Drug shortages have been forewarned for years. Recently, the Food and Drug Administration has even had to import cancer drugs and nutritional supplements for premature babies from other countries. This shortage has the potential to not only inconvenience people, but also lead doctors into using more powerful and available antibiotics or people not being able to treat their infections properly. Both situations could lead to bacteria becoming more agile and resistant to antibiotics or spreading more easily thoughout the population.

Doxycycline is also key in protecting America from bioterrorism. The drug is an approved treatment for anthrax, the spore-forming bacteria that was spread through the U.S. Postal Service in the wake of the 2001 terrorist attacks.
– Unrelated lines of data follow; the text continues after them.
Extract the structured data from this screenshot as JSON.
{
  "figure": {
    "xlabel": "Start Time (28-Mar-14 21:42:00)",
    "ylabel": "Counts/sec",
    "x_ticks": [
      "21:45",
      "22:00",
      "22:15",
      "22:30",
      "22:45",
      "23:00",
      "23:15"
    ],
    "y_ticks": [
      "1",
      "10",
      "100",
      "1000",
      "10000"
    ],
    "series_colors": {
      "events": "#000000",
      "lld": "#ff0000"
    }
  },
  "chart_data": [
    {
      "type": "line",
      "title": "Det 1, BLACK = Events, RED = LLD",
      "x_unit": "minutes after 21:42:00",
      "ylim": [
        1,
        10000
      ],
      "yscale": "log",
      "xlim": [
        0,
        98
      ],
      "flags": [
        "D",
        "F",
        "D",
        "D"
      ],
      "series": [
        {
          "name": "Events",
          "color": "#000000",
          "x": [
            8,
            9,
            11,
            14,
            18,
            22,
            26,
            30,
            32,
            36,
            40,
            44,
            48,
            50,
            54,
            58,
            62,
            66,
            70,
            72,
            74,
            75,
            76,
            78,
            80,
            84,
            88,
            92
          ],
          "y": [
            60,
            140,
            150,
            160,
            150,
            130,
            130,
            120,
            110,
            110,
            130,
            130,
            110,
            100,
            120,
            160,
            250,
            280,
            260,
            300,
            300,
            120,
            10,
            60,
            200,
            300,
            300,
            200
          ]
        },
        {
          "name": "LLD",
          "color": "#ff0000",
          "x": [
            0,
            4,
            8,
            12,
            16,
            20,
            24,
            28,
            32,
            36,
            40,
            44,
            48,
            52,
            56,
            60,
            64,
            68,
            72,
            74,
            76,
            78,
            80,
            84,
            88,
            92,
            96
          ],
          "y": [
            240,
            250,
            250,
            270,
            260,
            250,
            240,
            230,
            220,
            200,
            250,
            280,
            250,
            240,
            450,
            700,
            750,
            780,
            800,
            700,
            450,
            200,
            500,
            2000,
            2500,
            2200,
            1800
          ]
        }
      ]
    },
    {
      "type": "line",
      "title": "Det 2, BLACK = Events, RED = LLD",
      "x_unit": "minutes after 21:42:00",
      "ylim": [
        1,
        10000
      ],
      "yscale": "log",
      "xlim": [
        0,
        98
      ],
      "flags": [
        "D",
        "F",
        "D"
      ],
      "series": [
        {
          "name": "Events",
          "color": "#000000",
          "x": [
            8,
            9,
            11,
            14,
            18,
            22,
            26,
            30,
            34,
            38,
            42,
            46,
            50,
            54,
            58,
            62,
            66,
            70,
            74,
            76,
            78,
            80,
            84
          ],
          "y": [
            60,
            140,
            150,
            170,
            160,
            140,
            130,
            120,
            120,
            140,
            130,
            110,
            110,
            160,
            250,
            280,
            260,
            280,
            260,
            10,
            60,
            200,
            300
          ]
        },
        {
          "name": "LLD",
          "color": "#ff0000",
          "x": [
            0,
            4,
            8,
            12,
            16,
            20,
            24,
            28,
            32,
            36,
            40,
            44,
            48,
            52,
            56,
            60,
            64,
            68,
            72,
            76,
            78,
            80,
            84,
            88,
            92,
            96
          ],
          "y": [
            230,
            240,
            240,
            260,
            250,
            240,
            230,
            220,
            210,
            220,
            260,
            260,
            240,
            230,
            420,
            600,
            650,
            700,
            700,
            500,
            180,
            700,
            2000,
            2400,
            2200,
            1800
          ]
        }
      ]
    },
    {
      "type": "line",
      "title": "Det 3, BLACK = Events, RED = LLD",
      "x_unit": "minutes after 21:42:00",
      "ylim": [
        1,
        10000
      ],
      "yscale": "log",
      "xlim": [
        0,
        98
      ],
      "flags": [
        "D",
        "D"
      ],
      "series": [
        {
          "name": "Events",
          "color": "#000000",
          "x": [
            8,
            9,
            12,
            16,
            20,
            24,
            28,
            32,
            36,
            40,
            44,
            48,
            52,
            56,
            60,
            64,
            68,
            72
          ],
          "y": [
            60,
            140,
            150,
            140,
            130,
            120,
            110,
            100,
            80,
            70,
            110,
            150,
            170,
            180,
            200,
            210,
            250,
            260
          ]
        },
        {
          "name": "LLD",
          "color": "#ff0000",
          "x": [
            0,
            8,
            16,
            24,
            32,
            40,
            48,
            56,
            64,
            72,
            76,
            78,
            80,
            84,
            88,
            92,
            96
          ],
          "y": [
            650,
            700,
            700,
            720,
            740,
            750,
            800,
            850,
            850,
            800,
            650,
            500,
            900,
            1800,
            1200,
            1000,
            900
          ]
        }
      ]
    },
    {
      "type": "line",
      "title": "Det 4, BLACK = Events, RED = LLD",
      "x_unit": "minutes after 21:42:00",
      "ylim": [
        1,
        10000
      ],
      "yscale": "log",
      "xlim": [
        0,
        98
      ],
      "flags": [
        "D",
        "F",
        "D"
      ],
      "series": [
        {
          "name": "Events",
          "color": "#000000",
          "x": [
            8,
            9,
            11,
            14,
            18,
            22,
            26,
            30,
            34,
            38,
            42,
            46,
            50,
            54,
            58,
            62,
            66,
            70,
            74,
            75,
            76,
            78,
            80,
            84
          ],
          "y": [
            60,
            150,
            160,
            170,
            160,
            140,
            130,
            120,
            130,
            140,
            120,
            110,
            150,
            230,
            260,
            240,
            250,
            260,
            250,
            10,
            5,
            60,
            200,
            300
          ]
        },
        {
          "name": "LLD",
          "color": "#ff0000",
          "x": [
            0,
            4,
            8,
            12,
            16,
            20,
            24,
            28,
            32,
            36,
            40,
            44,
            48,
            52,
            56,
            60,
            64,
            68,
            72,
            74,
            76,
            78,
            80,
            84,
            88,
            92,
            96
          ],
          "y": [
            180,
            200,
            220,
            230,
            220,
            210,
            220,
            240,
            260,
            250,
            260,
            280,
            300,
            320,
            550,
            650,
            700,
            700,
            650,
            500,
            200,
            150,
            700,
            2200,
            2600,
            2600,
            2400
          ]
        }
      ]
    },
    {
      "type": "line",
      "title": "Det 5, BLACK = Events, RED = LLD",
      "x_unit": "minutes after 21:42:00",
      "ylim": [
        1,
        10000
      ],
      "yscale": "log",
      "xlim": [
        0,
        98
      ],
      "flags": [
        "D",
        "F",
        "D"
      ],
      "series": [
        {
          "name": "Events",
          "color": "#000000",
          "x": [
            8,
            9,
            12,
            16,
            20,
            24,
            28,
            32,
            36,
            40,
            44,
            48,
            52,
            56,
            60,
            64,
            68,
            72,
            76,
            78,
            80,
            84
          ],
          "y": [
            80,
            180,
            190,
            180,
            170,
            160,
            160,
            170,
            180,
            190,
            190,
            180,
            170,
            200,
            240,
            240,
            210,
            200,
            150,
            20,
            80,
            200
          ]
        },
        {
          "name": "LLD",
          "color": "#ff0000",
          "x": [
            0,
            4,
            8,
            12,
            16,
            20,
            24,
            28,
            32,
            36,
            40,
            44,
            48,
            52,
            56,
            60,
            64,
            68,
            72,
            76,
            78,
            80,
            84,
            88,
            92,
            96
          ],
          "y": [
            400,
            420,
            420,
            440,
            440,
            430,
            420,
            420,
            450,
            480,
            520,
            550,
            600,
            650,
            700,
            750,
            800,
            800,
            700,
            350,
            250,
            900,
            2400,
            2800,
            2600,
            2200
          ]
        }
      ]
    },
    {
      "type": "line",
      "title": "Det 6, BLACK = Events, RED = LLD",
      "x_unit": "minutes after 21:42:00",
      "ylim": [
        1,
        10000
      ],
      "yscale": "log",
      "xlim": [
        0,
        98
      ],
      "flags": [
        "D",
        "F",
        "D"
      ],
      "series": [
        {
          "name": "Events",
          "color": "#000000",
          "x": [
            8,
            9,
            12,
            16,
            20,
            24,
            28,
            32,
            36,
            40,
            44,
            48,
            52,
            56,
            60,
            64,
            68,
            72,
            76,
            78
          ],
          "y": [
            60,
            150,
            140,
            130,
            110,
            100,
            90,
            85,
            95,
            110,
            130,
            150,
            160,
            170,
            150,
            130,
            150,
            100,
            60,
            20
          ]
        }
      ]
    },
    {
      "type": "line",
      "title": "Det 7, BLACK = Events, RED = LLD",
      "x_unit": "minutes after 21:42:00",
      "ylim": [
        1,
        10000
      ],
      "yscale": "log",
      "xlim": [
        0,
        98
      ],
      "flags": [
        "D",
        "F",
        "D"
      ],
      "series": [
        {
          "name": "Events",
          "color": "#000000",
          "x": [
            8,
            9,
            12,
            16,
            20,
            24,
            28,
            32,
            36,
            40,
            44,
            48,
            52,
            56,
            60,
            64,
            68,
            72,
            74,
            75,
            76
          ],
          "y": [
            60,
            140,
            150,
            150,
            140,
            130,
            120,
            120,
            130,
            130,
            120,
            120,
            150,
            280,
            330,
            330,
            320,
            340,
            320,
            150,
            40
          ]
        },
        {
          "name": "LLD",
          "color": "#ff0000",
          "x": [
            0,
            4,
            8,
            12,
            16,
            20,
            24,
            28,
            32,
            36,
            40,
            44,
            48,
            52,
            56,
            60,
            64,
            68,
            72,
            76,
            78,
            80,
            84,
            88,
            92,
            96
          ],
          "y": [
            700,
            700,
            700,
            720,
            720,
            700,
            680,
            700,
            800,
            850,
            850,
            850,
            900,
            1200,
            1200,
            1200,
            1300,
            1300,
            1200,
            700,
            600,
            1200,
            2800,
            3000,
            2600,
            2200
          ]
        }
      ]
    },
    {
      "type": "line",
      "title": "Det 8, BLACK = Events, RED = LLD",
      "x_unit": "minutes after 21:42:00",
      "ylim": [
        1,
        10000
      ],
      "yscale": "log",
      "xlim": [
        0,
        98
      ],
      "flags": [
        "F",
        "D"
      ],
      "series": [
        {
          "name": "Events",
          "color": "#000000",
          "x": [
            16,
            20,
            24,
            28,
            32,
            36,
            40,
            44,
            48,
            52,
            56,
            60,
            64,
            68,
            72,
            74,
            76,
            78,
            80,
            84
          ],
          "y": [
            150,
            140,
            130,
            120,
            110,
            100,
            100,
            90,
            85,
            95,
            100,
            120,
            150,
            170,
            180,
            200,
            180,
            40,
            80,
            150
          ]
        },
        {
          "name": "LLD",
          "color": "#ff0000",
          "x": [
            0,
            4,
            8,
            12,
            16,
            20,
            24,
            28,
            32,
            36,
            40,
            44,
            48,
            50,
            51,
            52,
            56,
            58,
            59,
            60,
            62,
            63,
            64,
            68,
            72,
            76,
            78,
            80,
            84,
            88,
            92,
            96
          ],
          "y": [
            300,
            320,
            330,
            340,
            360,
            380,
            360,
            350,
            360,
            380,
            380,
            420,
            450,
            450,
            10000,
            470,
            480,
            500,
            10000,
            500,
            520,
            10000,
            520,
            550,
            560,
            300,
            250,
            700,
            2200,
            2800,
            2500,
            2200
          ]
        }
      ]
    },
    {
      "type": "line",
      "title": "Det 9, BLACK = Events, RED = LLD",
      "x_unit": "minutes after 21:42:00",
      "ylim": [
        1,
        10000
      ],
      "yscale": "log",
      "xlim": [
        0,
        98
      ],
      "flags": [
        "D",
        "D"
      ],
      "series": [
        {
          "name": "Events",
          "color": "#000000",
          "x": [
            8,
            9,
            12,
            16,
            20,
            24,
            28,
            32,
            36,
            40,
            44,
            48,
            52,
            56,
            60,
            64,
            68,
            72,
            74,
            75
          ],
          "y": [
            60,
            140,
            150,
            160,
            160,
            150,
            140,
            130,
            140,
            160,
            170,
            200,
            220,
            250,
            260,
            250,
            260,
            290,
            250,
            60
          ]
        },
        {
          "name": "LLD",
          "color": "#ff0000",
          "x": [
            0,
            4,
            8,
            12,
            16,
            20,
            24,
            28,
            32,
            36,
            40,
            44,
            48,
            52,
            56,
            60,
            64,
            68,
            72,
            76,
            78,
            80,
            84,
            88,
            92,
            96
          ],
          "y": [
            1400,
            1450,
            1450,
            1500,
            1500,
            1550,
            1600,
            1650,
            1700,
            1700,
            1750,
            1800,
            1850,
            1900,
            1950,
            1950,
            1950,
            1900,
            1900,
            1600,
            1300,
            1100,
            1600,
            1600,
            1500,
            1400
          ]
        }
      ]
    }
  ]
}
By having such a restricted supply of the drug, it may be impossible for the entire country to be infected by a release of anthrax.

#Doxycycline price jumped from $20/500 caps to ~$3000/500 per my local pharmacy. #drugshortage #pricegouging cc #EIN @marynmck @ameshaa

— Judy Stone (@DrJudyStone) May 31, 2013

Four companies produce doxycycline in the U.S. and, according to the FDA, one company reported manufacturing delays and another said that increased demands have restricted supplies to contracted customers only. The manufacturer with delays won't have supplies ready for sale until September. With tick season starting around the country, doctors will have to find alternate medications, and people should be warned to act with more precaution.